The chatter in its original language can be found here


the adventures of a two-legged fly

he ventured into hellish thickets and saw that every devil was suffering from malaria, and every sinner frying in bubbling fat on an iron skillet was sick too, and swarms of mosquitoes filled the crimson sky. everyone was calm, honest, and united thanks to their sickness, and each one talked about what they had experienced yesterday, and each one was sick.
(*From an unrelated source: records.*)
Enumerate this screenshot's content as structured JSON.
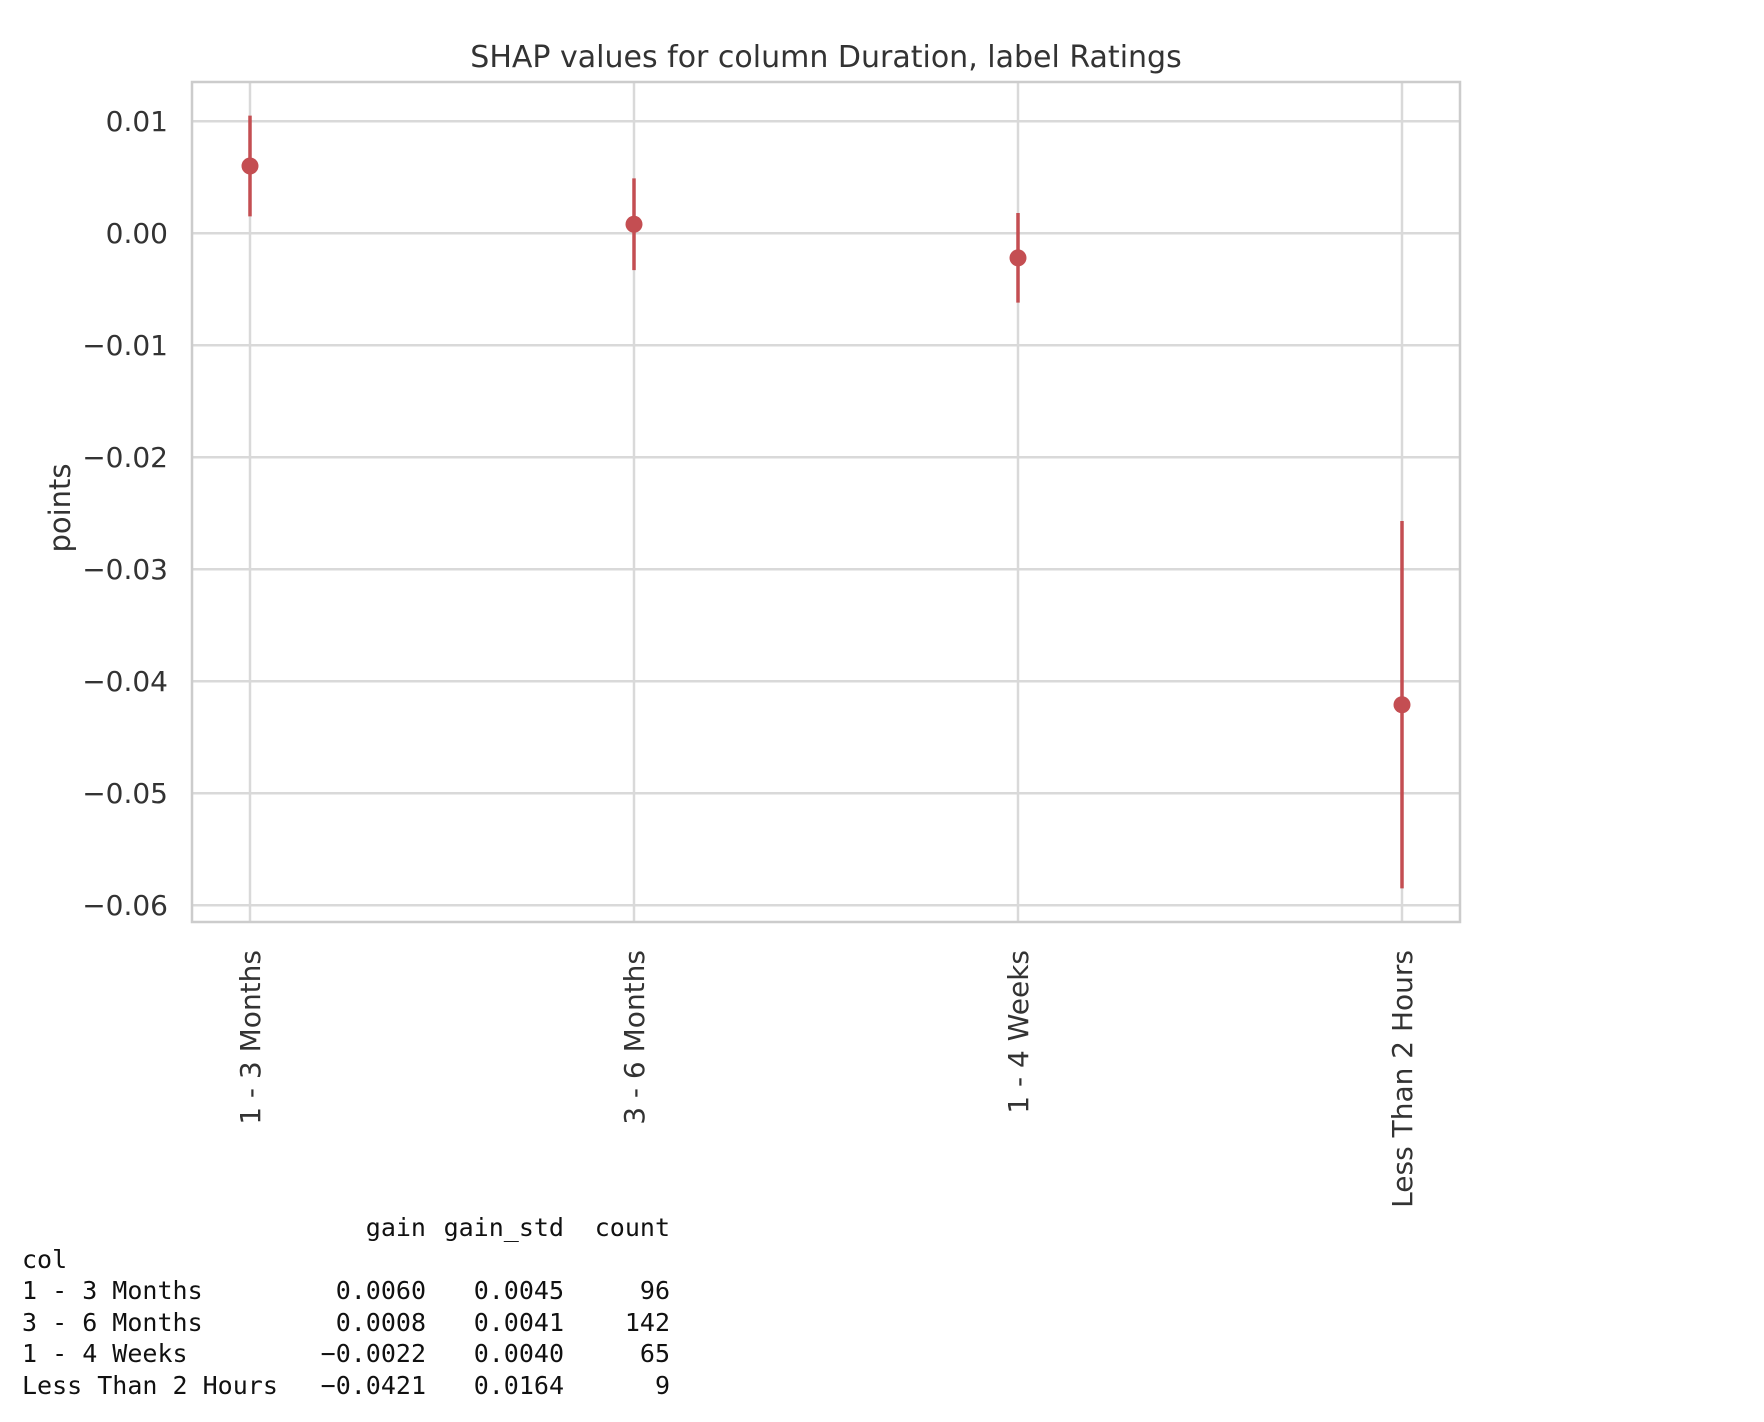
{
  "chart_data": {
    "type": "scatter",
    "title": "SHAP values for column Duration, label Ratings",
    "xlabel": "",
    "ylabel": "points",
    "categories": [
      "1 - 3 Months",
      "3 - 6 Months",
      "1 - 4 Weeks",
      "Less Than 2 Hours"
    ],
    "values": [
      0.006,
      0.0008,
      -0.0022,
      -0.0421
    ],
    "errors": [
      0.0045,
      0.0041,
      0.004,
      0.0164
    ],
    "ylim": [
      -0.0615,
      0.0135
    ],
    "yticks": [
      0.01,
      0.0,
      -0.01,
      -0.02,
      -0.03,
      -0.04,
      -0.05,
      -0.06
    ],
    "ytick_labels": [
      "0.01",
      "0.00",
      "−0.01",
      "−0.02",
      "−0.03",
      "−0.04",
      "−0.05",
      "−0.06"
    ],
    "grid": true,
    "marker_color": "#c44e52"
  },
  "table": {
    "headers": [
      "",
      "gain",
      "gain_std",
      "count"
    ],
    "index_name": "col",
    "rows": [
      [
        "1 - 3 Months",
        "0.0060",
        "0.0045",
        "96"
      ],
      [
        "3 - 6 Months",
        "0.0008",
        "0.0041",
        "142"
      ],
      [
        "1 - 4 Weeks",
        "−0.0022",
        "0.0040",
        "65"
      ],
      [
        "Less Than 2 Hours",
        "−0.0421",
        "0.0164",
        "9"
      ]
    ]
  }
}
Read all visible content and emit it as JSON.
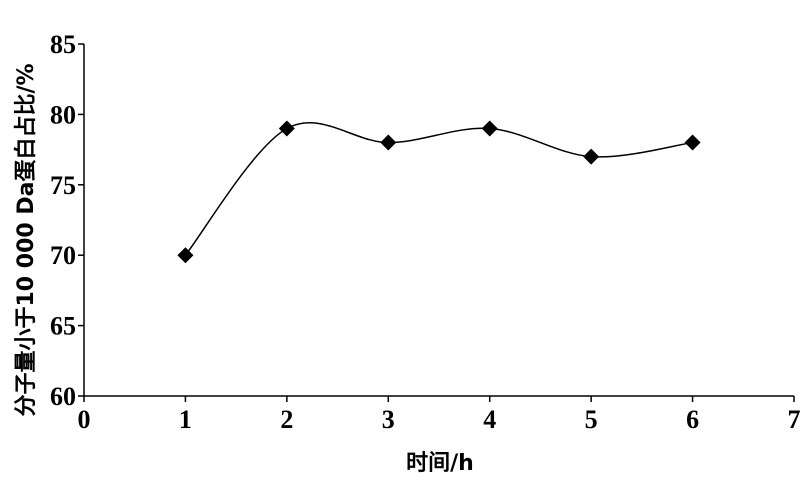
{
  "chart_data": {
    "type": "line",
    "xlabel": "时间/h",
    "ylabel": "分子量小于10 000 Da蛋白占比/%",
    "xlim": [
      0,
      7
    ],
    "ylim": [
      60,
      85
    ],
    "x_ticks": [
      0,
      1,
      2,
      3,
      4,
      5,
      6,
      7
    ],
    "y_ticks": [
      60,
      65,
      70,
      75,
      80,
      85
    ],
    "x_tick_labels": [
      "0",
      "1",
      "2",
      "3",
      "4",
      "5",
      "6",
      "7"
    ],
    "y_tick_labels": [
      "60",
      "65",
      "70",
      "75",
      "80",
      "85"
    ],
    "grid": false,
    "legend": "none",
    "series": [
      {
        "x": [
          1,
          2,
          3,
          4,
          5,
          6
        ],
        "values": [
          70,
          79,
          78,
          79,
          77,
          78
        ],
        "marker": "diamond",
        "smooth": true,
        "color": "#000000"
      }
    ]
  }
}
"do you want to be with us?!" they asked.

and he stepped into the stinking swamps, walking on small mounds, reaching out his hands, but not a single mosquito landed on his craving veins. and when he cried, diving into the noxious water, it parted before his tears, and every tree in hell removed its branches hanging over the path when he walked by. and when he extended his hand, the other would look away and hide their hands behind their backs. he prayed to the diseased for an embrace, and he prayed to the angels for the redemption of sins, but they shook their heads in response. and when he stepped onto the skillet, the oil turned to ice, and when he leaped into the fire burning under the cauldron where people boiled, he felt no pain, only the cold of the coals reminded his feet of where he was.

and they talked and talked, each one speaking of their own sickness and their own sin. when asked about his story, he couldn't say anything; his tongue stuck to the roof of his mouth and crawled down his throat. he wanted to stop breathing, but when he squeezed his neck, every pore of his body felt light.

they spat after him and hissed through clenched teeth: cursed, he sold his soul for his purity! cursed, he is not like us. what has he done to be even more repulsive than the endlessly hungry omnivorous insects?

he smeared his body with honey, but even that did not save him, and he threw himself to the ground. when he tried to scream, he lost his voice.

somewhere between the gnarled roots through the swamps of hell, a two-legged fly crawls, who once preferred an almost blooming flower to a horse's apple and, for that, was condemned to lose its wings and most of its legs.

singing moles of the sun in the dead darkness of the underground, they pay threefold.